A few days ago Jesuit Fr. Thomas Reese, who had been relieved of his post as editor of America Magazine when Card. Ratzinger was Prefect of the CDF, and who now writes for the National Schismatic Reporter (aka Fishwrap) came out with a piece at the same NSR in support of Phyllis Zagano’s notion about women deacons.
He also came out in favor of the ordination of women to the priesthood, as do many who support ordination of women to the diaconate (even if they don’t admit it).
Thus, Reese… HERE
If there were women deacons in the past, the arguments goes [sic], there is no reason we could not have women deacons today.
I find that argument convincing, but frankly, even if there were not women deacons in the past, I would still argue for ordaining women deacons today, just as I would argue for ordaining women priests. [linkage!] True, Jesus did not pick any women for the Twelve Apostles, but he did not pick any Gentiles either. We would really have a priest shortage today if the priesthood was limited to Jewish Christians.
See what he is doing there? He is mocking the argument. Ho ho ho, ain’t he funny?
Even though we know that liberals don’t have much of a sense of humor, let’s have a little fun with this ruderous Jesuit mockery for a moment, since Reese set the tone.
Follow this my own autoschediastic presentation if you can.
In AD 50 the Apostles gathered in what is universally recognized as the first Council, the Council of Jerusalem. Read about this in Acts 15 (with Acts 10) and probably Galatians 2. The Apostles, in their Council, deliberated about the question of admitting Gentiles to the Church, that is, to baptize them. They decided affirmatively. This was a Conciliar decision – nay rather – the Apostles “walked together” in a synodal process. And though the Gentile Question was not as momentous as admitting the divorced and civilly remarried to Holy Communion, in a mere matter of hours they determined that Gentiles could indeed be baptized.

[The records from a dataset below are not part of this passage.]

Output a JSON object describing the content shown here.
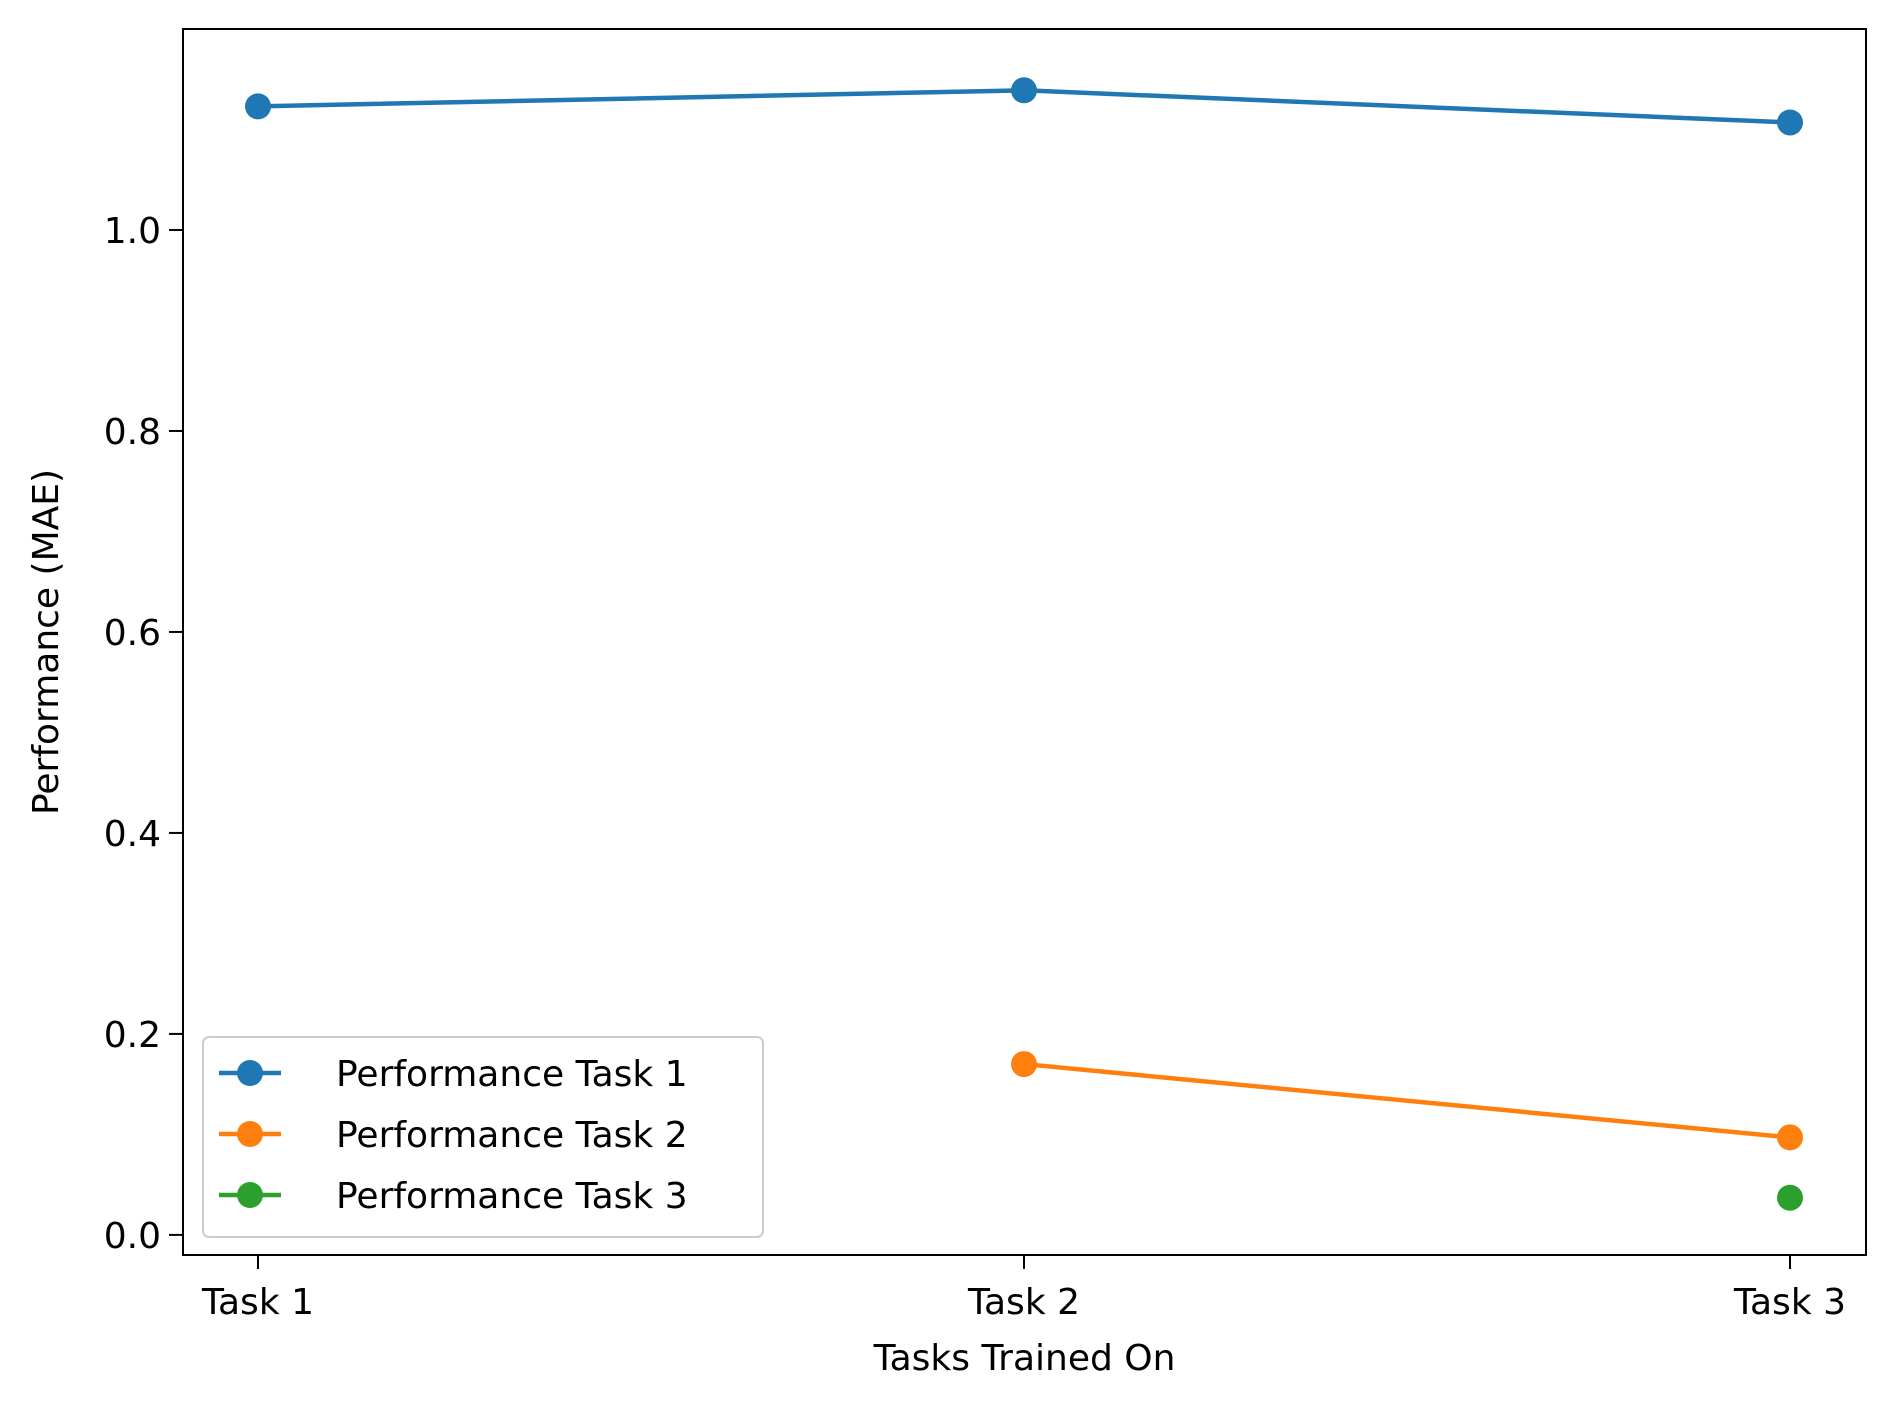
{
  "chart_data": {
    "type": "line",
    "title": "",
    "xlabel": "Tasks Trained On",
    "ylabel": "Performance (MAE)",
    "categories": [
      "Task 1",
      "Task 2",
      "Task 3"
    ],
    "ylim": [
      -0.02,
      1.2
    ],
    "yticks": [
      "0.0",
      "0.2",
      "0.4",
      "0.6",
      "0.8",
      "1.0"
    ],
    "grid": false,
    "legend_position": "lower-left",
    "series": [
      {
        "name": "Performance Task 1",
        "color": "#1f77b4",
        "x": [
          "Task 1",
          "Task 2",
          "Task 3"
        ],
        "values": [
          1.123,
          1.139,
          1.107
        ]
      },
      {
        "name": "Performance Task 2",
        "color": "#ff7f0e",
        "x": [
          "Task 2",
          "Task 3"
        ],
        "values": [
          0.17,
          0.097
        ]
      },
      {
        "name": "Performance Task 3",
        "color": "#2ca02c",
        "x": [
          "Task 3"
        ],
        "values": [
          0.037
        ]
      }
    ]
  }
}
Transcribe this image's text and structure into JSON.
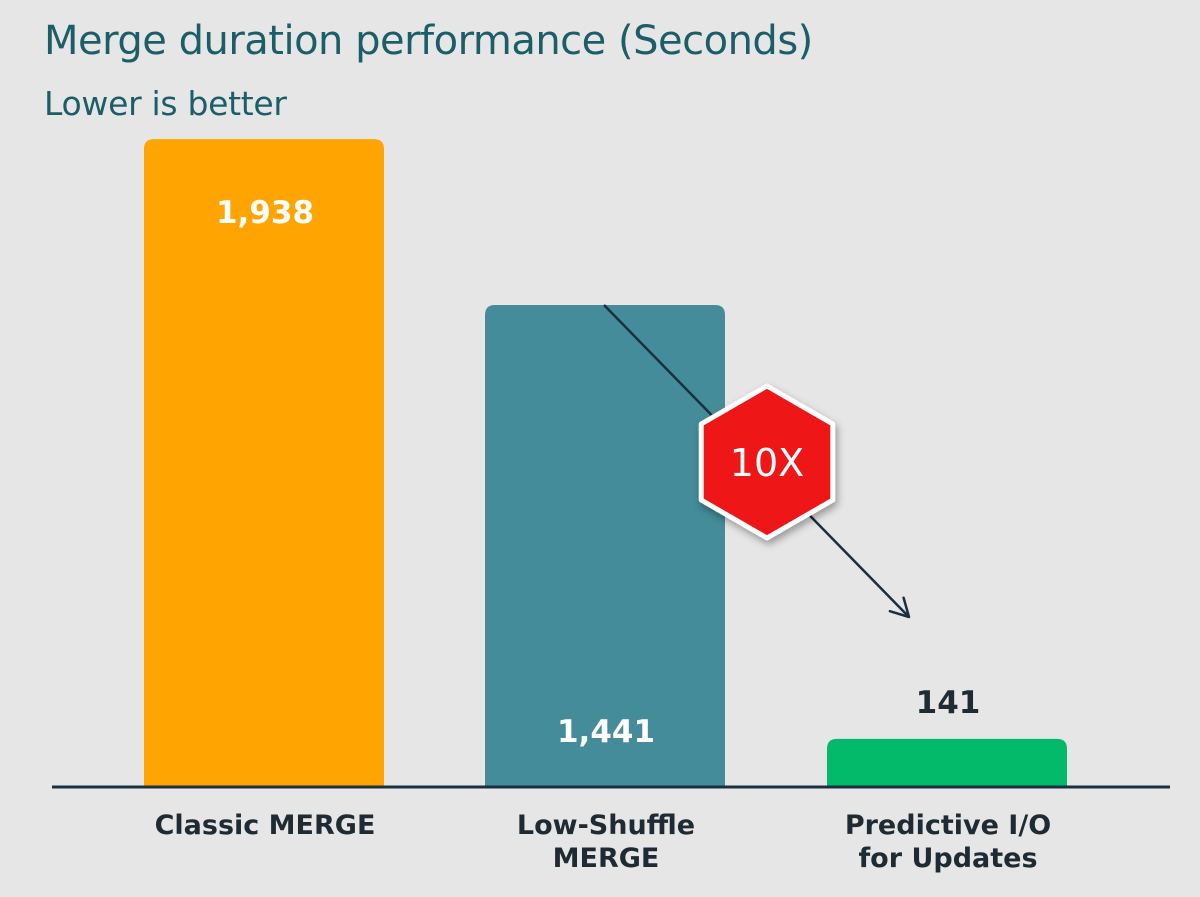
{
  "chart_data": {
    "type": "bar",
    "title": "Merge duration performance (Seconds)",
    "subtitle": "Lower is better",
    "categories": [
      [
        "Classic MERGE"
      ],
      [
        "Low-Shuffle",
        "MERGE"
      ],
      [
        "Predictive I/O",
        "for Updates"
      ]
    ],
    "values": [
      1938,
      1441,
      141
    ],
    "value_labels": [
      "1,938",
      "1,441",
      "141"
    ],
    "colors": [
      "#ffa400",
      "#448c99",
      "#03b96a"
    ],
    "ylim": [
      0,
      2250
    ],
    "xlabel": "",
    "ylabel": "",
    "grid": false,
    "annotation": {
      "text": "10X",
      "color": "#ee1212",
      "from_category": 1,
      "to_category": 2
    }
  }
}
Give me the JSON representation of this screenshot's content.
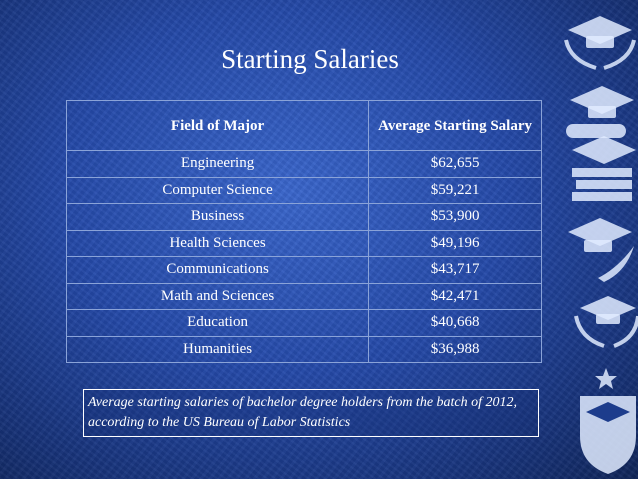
{
  "title": "Starting Salaries",
  "table": {
    "headers": [
      "Field of Major",
      "Average Starting Salary"
    ],
    "rows": [
      [
        "Engineering",
        "$62,655"
      ],
      [
        "Computer Science",
        "$59,221"
      ],
      [
        "Business",
        "$53,900"
      ],
      [
        "Health Sciences",
        "$49,196"
      ],
      [
        "Communications",
        "$43,717"
      ],
      [
        "Math and Sciences",
        "$42,471"
      ],
      [
        "Education",
        "$40,668"
      ],
      [
        "Humanities",
        "$36,988"
      ]
    ]
  },
  "caption": "Average starting salaries of bachelor degree holders from the batch of 2012, according to the US Bureau of Labor Statistics",
  "decorations": [
    "graduation-cap-laurel-icon",
    "graduation-cap-diploma-icon",
    "graduation-cap-books-icon",
    "graduation-cap-quill-icon",
    "graduation-cap-laurel-icon",
    "graduation-cap-shield-icon"
  ],
  "colors": {
    "background": "#2449a8",
    "table_border": "#8aa3d8",
    "text": "#ffffff"
  }
}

NB: Taking the decision didn’t require two synods over two years only to arrive at an ambivalent answer.
This decision to baptize Gentiles subsequently led to their being admitted to ordained ministry.
Since the Apostles consciously reflected on the baptism of Gentiles, they opened the possibility of Gentiles being admitted to the priesthood.
Here’s the next move.
The decision that male Gentiles could be ordained was, in effect, made by the Apostles. There is no indication that either the Apostles or their successors entertained the idea of admitting women, Jew or Gentile, to ordained ministry.
In other words, we know from Scripture that the Apostles decided that they were authorized by the Lord to admit Gentiles to the Church. This would eventually mean that priesthood would not be limited to Jewish Christians. However, there is no evidence inside of or outside of Scripture that either the Apostles or their successors considered themselves authorized to ordain women. In fact, there is evidence that they did not.